Ni gótico, ni mudéjar, ni romano, ni neoclásico, ni nada de eso. El paseante desprevenido puede llevarse algunas sorpresas arquitectónicas en las calles de Madrid: gratas confusiones de espacio y tiempo, digamos. Es que en una caminata básica, de esas que nos llevan ante algunos de los puntos imperdibles de cada ciudad, en la capital española se suele enfilar hacia el Palacio Real, los Jardines de Sabatini y quizá luego avanzar un poco más hacia arriba en el mapa hasta Plaza de España. Así se van encajando rápidamente fichas en el rompecabezas de la “españolidad”: como si el nombre de esta plaza no alcanzara, la dominan desde su centro las figuras de Don Quijote y Sancho Panza, en el monumento a Cervantes. Más español, hasta acá, no se puede.
Pero ante tanto empacho ibérico, de un golpe la caminata nos lleva dos milenios atrás. Siguiendo el paso apenas un par de cientos de metros hacia la izquierda, hacia el oeste, tras la arboleda y subiendo unas escalinatas, aparecen las estructuras de un templo de piedra. Pórticos alineados y enmarcados por espejos de agua que derivan a lo lejos en una construcción mayor. Una especie de cubo de tonos claros.
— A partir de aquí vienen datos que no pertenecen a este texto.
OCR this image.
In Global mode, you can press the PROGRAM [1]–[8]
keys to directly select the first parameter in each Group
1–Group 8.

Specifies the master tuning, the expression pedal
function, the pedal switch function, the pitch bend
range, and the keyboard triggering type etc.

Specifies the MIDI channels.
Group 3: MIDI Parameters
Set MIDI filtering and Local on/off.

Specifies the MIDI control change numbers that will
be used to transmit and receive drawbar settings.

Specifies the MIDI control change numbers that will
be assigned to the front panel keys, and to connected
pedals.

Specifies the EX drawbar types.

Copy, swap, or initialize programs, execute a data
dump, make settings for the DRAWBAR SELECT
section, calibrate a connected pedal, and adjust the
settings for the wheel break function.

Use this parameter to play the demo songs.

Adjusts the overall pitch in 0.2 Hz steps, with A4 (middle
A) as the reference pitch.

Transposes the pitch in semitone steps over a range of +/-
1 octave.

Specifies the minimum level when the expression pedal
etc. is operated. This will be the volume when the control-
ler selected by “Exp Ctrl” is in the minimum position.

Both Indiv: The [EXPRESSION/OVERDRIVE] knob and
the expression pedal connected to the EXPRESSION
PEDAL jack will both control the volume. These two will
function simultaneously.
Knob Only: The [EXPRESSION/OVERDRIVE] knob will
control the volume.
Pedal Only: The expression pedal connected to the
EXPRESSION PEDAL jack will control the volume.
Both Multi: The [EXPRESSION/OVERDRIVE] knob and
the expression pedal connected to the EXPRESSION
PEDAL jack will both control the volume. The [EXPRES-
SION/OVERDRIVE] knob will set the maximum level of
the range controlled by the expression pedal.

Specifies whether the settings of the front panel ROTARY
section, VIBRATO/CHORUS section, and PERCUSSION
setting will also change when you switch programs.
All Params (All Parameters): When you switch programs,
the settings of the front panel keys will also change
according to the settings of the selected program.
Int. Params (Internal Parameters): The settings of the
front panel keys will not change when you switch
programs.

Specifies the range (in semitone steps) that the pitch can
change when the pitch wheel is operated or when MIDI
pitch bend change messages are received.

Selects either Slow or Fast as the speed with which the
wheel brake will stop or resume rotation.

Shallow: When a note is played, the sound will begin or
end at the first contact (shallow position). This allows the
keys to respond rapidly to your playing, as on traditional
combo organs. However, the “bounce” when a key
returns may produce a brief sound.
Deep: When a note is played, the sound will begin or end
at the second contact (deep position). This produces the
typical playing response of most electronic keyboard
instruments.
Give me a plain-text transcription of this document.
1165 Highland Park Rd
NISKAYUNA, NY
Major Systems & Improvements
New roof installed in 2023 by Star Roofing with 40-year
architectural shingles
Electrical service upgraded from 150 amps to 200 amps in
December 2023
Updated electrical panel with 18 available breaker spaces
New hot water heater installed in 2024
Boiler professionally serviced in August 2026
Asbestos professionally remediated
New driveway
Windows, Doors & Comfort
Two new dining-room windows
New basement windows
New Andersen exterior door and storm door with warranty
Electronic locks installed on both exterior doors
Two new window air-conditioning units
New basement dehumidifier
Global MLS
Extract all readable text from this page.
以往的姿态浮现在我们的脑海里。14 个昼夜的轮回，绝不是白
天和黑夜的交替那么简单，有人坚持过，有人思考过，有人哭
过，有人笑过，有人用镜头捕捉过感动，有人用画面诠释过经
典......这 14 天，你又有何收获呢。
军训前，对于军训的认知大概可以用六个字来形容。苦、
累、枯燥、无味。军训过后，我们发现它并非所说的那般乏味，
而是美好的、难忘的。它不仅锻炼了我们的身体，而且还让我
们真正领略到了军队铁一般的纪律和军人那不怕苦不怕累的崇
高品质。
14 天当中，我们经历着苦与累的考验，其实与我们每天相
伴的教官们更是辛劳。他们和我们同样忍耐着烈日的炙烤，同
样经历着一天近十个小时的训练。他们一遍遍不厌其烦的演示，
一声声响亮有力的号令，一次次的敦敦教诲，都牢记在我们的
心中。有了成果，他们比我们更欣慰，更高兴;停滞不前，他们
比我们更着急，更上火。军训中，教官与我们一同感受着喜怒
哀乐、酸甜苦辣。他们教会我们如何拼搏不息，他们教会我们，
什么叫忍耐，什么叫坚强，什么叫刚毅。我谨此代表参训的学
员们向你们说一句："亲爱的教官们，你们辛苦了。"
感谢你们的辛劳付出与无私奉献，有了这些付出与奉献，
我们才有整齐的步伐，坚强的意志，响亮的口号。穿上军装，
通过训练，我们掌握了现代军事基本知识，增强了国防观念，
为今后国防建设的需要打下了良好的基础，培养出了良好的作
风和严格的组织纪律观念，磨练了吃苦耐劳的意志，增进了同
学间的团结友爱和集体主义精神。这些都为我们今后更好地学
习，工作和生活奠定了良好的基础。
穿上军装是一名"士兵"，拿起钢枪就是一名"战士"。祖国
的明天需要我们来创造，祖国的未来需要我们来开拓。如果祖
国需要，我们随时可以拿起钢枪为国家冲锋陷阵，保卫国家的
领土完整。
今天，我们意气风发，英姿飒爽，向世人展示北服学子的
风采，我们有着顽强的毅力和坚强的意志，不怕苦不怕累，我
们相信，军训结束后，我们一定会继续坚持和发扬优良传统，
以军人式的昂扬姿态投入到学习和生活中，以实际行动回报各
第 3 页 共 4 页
Detrás, el horizonte y una gran vista de Parque Casa de Campo. Algo raro en todo esto viene a quebrar el paisaje.
Estamos frente al Templo de Debod, un monumento de peso en el catálogo madrileño, pero que muchas veces suele quedar eclipsado por las ofertas que aparecen en el top de la lista. Por supuesto que es una cuestión de preferencias, y si el tiempo es limitado muchas veces hay que elegir, pero Debod es un alto que no demanda demasiado y permite ser parte de esta especie de crossover milenario; interactuar con este personaje que hace una “participación especial” en esta película. La construcción vio pasar 2200 años ante sus ojos y fue protagonista de una de las aventuras arquitectónicas y arqueológicas más importantes de los últimos siglos; el rescate de los templos egipcios al momento de la construcción de la represa de Asuán. Pero vamos por partes, porque la historia es, como se ve, muy larga.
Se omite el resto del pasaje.